Their vote on the proposed Gaza ceasefire reflected increasingly close ties with Washington, amid a US campaign to minimise China’s influence in the southwest Pacific. Previous PNG and Fijian governments have welcomed expanded Chinese trade and investment, promoting a “look north” foreign policy. They sought to manoeuvre for advantage between Beijing on the one hand and US and Australian imperialism on the other. Recently-installed administrations in both countries, however, have revised this stance.

PNG Prime Minister James Marape, who took office last year, signed a Defence Cooperation Agreement with the US in May. It will significantly expand American military operations in the country by allowing “uninhibited access” to strategic military and civilian locations, including ports and airports. This is aimed against China, with Washington preparing to wage a war of aggression against its Asian rival.

Marape also sought to curry favour with the US, as well as evangelical Christians within PNG, by personally opening an embassy in Jerusalem last September. The prime minister said that Jerusalem was the “universal capital of the nation and people of Israel,” while saying nothing about Israel’s illegal occupation of East Jerusalem since 1967. Marape declared that Israeli investors were welcome to land in a “special economic zone” in PNG, adding that his government would support Israel on votes at the UN.

These moves have been widely opposed within PNG. Students have staged multiple protests over the military agreement with the US. Numerous social media posts have condemned the government for its opposition to a ceasefire in Gaza, accusing Marape of acting as a puppet. One Facebook post read: “Papua New Guinea a FAKE Christian Nation has voted AGAINST peace in Israel. Someone needs to be held responsible for NOT protecting civilians and humanitarian obligations.”

In Fiji, Prime Minister Sitiveni Rabuka issued a statement explaining the country’s UN vote that amplified Israeli propaganda points. It falsely declared: “Israel’s primary target is Hamas, not the Palestinian population… They have established safe zones to help Gazan citizens relocate out of harm’s way.”

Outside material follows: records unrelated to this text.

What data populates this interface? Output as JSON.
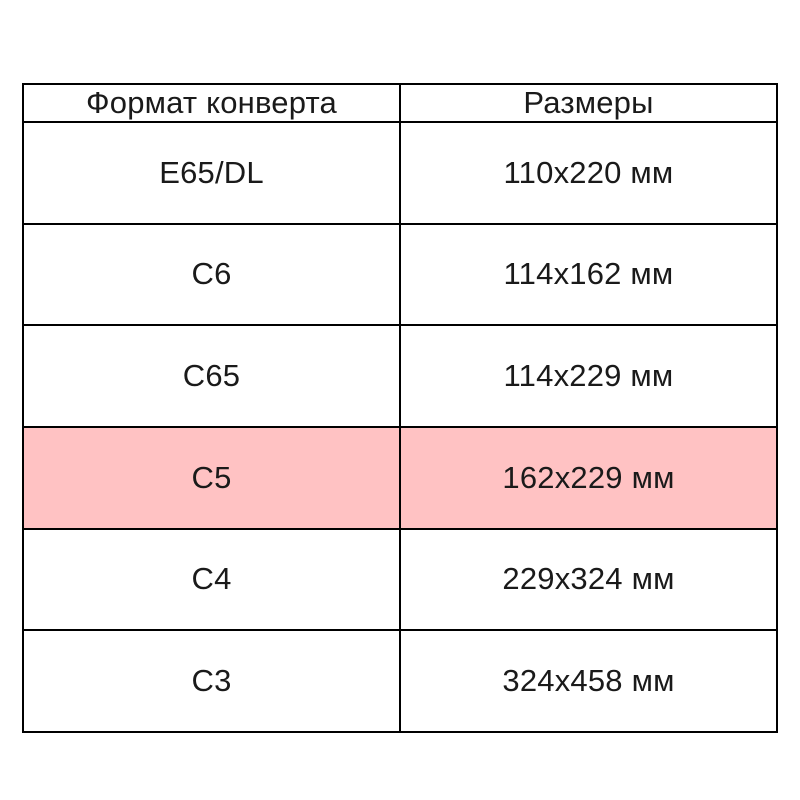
{
  "chart_data": {
    "type": "table",
    "title": "",
    "columns": [
      "Формат конверта",
      "Размеры"
    ],
    "rows": [
      [
        "E65/DL",
        "110x220 мм"
      ],
      [
        "C6",
        "114x162 мм"
      ],
      [
        "C65",
        "114x229 мм"
      ],
      [
        "C5",
        "162x229 мм"
      ],
      [
        "C4",
        "229x324 мм"
      ],
      [
        "C3",
        "324x458 мм"
      ]
    ],
    "highlighted_row_index": 3,
    "highlight_color": "#ffc2c3",
    "border_color": "#000000",
    "text_color": "#1a1a1a",
    "background_color": "#ffffff"
  }
}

Rabuka, who came to office last December, has reoriented Fijian foreign policy closer in line with US and Australian interests. In June he indicated he would review and consider terminating a policing agreement with Beijing that was signed in 2011, allowing Chinese officers to be deployed to the country.

The UN vote triggered a crisis within his unstable coalition government. Deputy prime minister and National Federation Party leader Biman Prasad declared his opposition, and called for a cessation of violence in Gaza to allow the provision of humanitarian aid. Rifts within the Fijian ruling elite were also expressed by former military strongman Frank Bainimarama. He warned of a heightened security risk for hundreds of Fijian troops serving in so-called UN peacekeeping operations in several Middle Eastern countries.

Many ordinary Fijians are outraged at their government’s complicity in the Gaza genocide. After days of heated online discussion, students at the University of the South Pacific planned to hold a demonstration last Saturday in support of the Palestinian people. The government immediately banned it. Home Affairs Minister Pio Tikoduadua declared that his priority was “the security of the nation,” adding: “You can see what’s happening on social media. You don’t have to add fuel to the fire.”

The blatantly anti-democratic suppression of the student rally reflects the government’s fragility and nervousness. As throughout the world, in Fiji and other Pacific states a chasm separates the reaction of the population to the Israeli genocide—marked by horror and revulsion—and that of the ruling elite, which is cynically indifferent if not openly enthusiastic for the bloody operation.